Power Electronics, the global leader in renewable energy storage, finds purpose through re-purposing field technicians. For the past five years, the organization has transformed talent with electrical equipment experience from the oil and gas industry into renewables. The company doesn’t plan on slowing down, either.
“We are proud to announce here today [that over] the next two years, we will create more than 500 jobs as the largest ever manufacturer of solar inverter and intermediate scale battery inverters in the U.S.,” shares David Salvo, CEO of Power Electronics. “We start manufacturing EV chargers in Houston later this year and are committed to U.S. manufacturing job creation.”
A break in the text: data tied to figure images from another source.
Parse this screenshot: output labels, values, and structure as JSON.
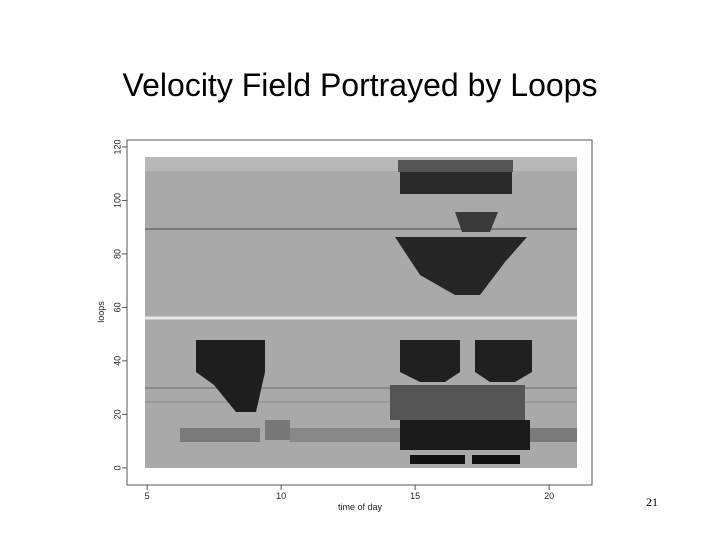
{
  "slide": {
    "title": "Velocity Field Portrayed by Loops",
    "page_number": "21"
  },
  "chart_data": {
    "type": "image",
    "xlabel": "time of day",
    "ylabel": "loops",
    "xlim": [
      4.25,
      21.6
    ],
    "ylim": [
      -6.4,
      122.6
    ],
    "xticks": [
      5,
      10,
      15,
      20
    ],
    "yticks": [
      0,
      20,
      40,
      60,
      80,
      100,
      120
    ]
  }
}
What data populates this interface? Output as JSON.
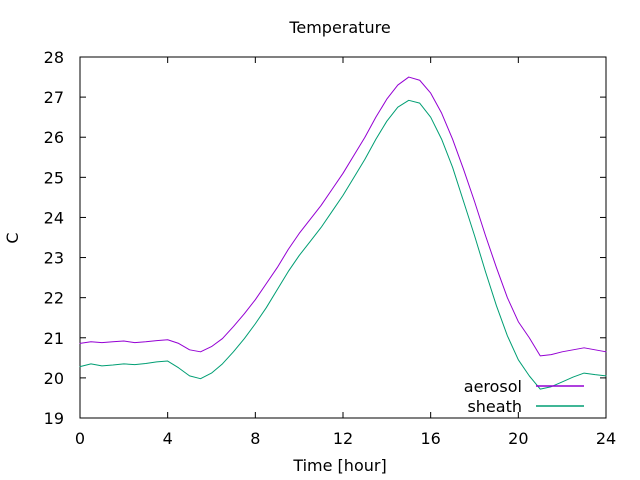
{
  "chart_data": {
    "type": "line",
    "title": "Temperature",
    "xlabel": "Time [hour]",
    "ylabel": "C",
    "xlim": [
      0,
      24
    ],
    "ylim": [
      19,
      28
    ],
    "x_ticks": [
      0,
      4,
      8,
      12,
      16,
      20,
      24
    ],
    "y_ticks": [
      19,
      20,
      21,
      22,
      23,
      24,
      25,
      26,
      27,
      28
    ],
    "grid": false,
    "legend_position": "bottom-right",
    "series": [
      {
        "name": "aerosol",
        "color": "#9400d3",
        "x": [
          0,
          0.5,
          1,
          1.5,
          2,
          2.5,
          3,
          3.5,
          4,
          4.5,
          5,
          5.5,
          6,
          6.5,
          7,
          7.5,
          8,
          8.5,
          9,
          9.5,
          10,
          10.5,
          11,
          11.5,
          12,
          12.5,
          13,
          13.5,
          14,
          14.5,
          15,
          15.5,
          16,
          16.5,
          17,
          17.5,
          18,
          18.5,
          19,
          19.5,
          20,
          20.5,
          21,
          21.5,
          22,
          22.5,
          23,
          23.5,
          24
        ],
        "values": [
          20.86,
          20.9,
          20.88,
          20.9,
          20.92,
          20.88,
          20.9,
          20.93,
          20.95,
          20.86,
          20.7,
          20.65,
          20.78,
          20.98,
          21.28,
          21.6,
          21.95,
          22.35,
          22.75,
          23.2,
          23.6,
          23.95,
          24.3,
          24.7,
          25.1,
          25.55,
          26.0,
          26.5,
          26.95,
          27.3,
          27.5,
          27.42,
          27.1,
          26.6,
          25.95,
          25.2,
          24.4,
          23.55,
          22.75,
          22.0,
          21.4,
          21.0,
          20.55,
          20.58,
          20.65,
          20.7,
          20.75,
          20.7,
          20.65
        ]
      },
      {
        "name": "sheath",
        "color": "#009e73",
        "x": [
          0,
          0.5,
          1,
          1.5,
          2,
          2.5,
          3,
          3.5,
          4,
          4.5,
          5,
          5.5,
          6,
          6.5,
          7,
          7.5,
          8,
          8.5,
          9,
          9.5,
          10,
          10.5,
          11,
          11.5,
          12,
          12.5,
          13,
          13.5,
          14,
          14.5,
          15,
          15.5,
          16,
          16.5,
          17,
          17.5,
          18,
          18.5,
          19,
          19.5,
          20,
          20.5,
          21,
          21.5,
          22,
          22.5,
          23,
          23.5,
          24
        ],
        "values": [
          20.28,
          20.35,
          20.3,
          20.32,
          20.35,
          20.33,
          20.36,
          20.4,
          20.42,
          20.25,
          20.05,
          19.98,
          20.12,
          20.35,
          20.65,
          20.98,
          21.35,
          21.75,
          22.2,
          22.65,
          23.05,
          23.4,
          23.75,
          24.15,
          24.55,
          25.0,
          25.45,
          25.95,
          26.4,
          26.75,
          26.92,
          26.85,
          26.5,
          25.95,
          25.25,
          24.4,
          23.55,
          22.65,
          21.8,
          21.05,
          20.45,
          20.05,
          19.72,
          19.78,
          19.9,
          20.02,
          20.12,
          20.08,
          20.05
        ]
      }
    ]
  }
}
The company saw a need for setting up a Texas manufacturing facility to support growth and was impressed by the volume of Houston talent possessing a deep understanding of both mechanical and electrical equipment from their tenure in upstream oil and gas.
“It is easier to find people here [like that] than anywhere else,” Salvo tells EnergyCapitalHTX. “That is a fact.”
Explosive growth for the region has barely even begun, with expected investments in Texas alone exceeding $60 billion dollars in large scale renewables.
“Because of these investments that we are making, we are able to create good paying jobs… and meet climate goals of getting to a Net Zero economy by 2050,” Jeff Marootian, U.S Department of Energy senior advisor, tells Katie Mehnert, CEO of Ally Energy and DOE Ambassador, during their fireside chat.
“Partnership between government and private sector, ultimately, is creating these opportunities,” Marootian says. “Our challenge is to help identify, help train, help build up that generation of workforce.”
As a final note on the trifecta of purpose, partnering, and governance, Erika Bierschbach, vice president of energy market operations and resource planning for Austin Energy, challenges the power and utilities industry to embrace statistical models over deterministic ones when forecasting energy supply and demand. The upstream oil and gas sector embraced this practice years ago to improve production optimization processes.
On the subject of green energy employment, a recent report found that Houston is a successful hub when it comes to clean energy jobs. SmartAsset, a personal finance website, recently ranked the Houston metro area as the fifth best place in the U.S. for green jobs, which pay an average of 21 percent more than other jobs. And actually, the study found that 2.23 percent of workers in the Houston area hold down jobs classified as “green.”